De Ruyter mentioned that, during his time at Eskom, he was able to oversee the development of an assembly line for modular micro-grids at the Komati solar plant. He spoke about a training college initiative for the repurposing and reskilling of people for gainful employment in the new industry.

The former CEO added, “this is a huge opportunity, but it requires us to have a coherent policy environment.” He emphasised the need for new industrial, labour, environmental policies to be created for the country to be able to implement the transition carefully and deliberately.

To achieve this, a new kind of leadership is required, he said. De Ruyter believes that this leadership should increasingly come from civil societies, opinion-formers and the media to ensure that South Africa can manage the transition for the benefit of its people.

Summarising his address, De Ruyter said: “Let’s be clear, this is not a moon-shot.

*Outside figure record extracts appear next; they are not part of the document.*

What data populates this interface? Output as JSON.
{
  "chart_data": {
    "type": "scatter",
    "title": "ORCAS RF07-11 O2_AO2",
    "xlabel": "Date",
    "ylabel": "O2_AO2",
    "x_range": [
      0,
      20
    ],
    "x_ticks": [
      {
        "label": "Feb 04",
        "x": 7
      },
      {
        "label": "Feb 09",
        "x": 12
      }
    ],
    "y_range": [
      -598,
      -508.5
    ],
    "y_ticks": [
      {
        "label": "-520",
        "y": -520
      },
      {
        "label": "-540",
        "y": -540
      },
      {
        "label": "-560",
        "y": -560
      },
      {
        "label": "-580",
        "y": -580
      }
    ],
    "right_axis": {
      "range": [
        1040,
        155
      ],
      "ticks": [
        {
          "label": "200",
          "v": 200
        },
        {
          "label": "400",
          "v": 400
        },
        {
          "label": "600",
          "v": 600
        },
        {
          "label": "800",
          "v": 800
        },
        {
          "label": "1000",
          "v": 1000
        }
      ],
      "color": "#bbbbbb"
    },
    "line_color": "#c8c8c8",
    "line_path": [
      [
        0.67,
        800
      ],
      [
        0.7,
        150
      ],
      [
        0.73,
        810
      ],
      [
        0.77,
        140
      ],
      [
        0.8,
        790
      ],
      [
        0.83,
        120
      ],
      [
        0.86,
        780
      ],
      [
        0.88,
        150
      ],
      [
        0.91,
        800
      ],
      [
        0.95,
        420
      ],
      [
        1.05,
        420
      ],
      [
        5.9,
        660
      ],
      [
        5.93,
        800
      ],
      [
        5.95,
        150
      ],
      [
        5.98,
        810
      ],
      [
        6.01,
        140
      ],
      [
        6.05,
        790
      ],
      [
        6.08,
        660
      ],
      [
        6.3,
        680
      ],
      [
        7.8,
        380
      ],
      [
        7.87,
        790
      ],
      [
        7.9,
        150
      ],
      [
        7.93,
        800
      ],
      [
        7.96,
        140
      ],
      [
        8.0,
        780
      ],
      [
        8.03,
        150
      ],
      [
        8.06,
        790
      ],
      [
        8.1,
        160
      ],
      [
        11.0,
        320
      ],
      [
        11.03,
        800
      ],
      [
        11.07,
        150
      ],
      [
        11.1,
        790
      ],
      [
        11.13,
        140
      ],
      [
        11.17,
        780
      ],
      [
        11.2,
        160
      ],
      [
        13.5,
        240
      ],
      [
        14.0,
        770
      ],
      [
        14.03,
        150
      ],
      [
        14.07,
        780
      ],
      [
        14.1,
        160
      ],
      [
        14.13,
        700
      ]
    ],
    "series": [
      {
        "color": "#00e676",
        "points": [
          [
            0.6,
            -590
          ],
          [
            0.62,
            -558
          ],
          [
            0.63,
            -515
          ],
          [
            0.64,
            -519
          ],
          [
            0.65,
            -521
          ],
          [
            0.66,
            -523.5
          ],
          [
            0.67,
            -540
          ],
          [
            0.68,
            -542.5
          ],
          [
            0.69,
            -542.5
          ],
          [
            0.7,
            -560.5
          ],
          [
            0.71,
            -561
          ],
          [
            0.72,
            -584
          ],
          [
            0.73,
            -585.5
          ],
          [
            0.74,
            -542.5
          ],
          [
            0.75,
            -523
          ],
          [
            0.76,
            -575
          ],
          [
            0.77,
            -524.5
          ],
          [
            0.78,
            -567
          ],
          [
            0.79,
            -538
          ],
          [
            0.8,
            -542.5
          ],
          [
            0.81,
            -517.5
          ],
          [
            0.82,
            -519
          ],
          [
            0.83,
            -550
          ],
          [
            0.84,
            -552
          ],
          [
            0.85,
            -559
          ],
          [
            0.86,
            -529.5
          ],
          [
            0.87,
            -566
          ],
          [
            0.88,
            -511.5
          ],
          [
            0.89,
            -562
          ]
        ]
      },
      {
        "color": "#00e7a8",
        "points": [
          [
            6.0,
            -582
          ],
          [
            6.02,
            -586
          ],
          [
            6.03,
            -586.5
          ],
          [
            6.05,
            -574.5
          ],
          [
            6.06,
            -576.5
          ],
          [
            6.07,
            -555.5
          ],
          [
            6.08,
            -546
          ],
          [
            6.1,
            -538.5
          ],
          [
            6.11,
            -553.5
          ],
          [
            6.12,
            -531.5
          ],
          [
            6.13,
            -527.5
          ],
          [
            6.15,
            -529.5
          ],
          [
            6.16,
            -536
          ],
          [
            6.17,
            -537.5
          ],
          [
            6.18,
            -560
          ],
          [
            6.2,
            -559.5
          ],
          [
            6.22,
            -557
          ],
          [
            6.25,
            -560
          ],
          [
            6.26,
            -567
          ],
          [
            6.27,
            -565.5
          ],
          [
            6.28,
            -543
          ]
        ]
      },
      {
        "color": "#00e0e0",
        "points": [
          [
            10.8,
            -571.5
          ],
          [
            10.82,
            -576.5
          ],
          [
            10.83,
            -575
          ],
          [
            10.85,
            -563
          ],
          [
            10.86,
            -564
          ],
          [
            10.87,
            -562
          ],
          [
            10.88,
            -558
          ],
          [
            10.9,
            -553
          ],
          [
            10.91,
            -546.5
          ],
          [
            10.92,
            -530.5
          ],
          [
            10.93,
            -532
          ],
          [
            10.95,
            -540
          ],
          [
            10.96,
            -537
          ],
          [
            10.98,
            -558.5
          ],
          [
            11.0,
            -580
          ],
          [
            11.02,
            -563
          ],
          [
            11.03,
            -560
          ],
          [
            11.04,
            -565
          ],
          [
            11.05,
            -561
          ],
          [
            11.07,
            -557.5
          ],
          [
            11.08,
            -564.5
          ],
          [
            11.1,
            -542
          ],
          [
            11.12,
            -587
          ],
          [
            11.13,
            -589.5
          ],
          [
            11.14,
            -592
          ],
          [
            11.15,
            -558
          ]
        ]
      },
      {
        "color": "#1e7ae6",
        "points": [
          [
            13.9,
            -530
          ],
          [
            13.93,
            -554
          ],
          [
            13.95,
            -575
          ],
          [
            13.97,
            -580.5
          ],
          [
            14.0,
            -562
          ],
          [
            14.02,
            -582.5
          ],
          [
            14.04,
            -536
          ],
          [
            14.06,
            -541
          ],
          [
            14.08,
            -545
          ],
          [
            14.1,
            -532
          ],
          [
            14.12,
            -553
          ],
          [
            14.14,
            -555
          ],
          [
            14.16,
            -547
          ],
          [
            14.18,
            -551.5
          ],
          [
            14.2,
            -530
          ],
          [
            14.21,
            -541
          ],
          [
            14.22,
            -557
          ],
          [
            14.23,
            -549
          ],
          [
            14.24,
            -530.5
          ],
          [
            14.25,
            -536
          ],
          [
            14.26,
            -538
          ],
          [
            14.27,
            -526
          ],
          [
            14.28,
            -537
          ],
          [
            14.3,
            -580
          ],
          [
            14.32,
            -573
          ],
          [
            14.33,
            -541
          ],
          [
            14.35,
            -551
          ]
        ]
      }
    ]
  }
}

This is not impossible. This is not something that we cannot do as a country.”

“This is eminently within our grasp, but it requires resolve, it requires urgency, and it requires leadership to grasp this opportunity. And it is an opportunity, it is not a threat. And once we do that, we will be able to move forward and to ensure that South Africa rather than, once again for poor policy reasons becoming a pariah on the world stage, can lead the world and can ensure that we become and remain a competitive country from an environmental perspective, from an export perspective, but also from an energy perspective,” he concluded.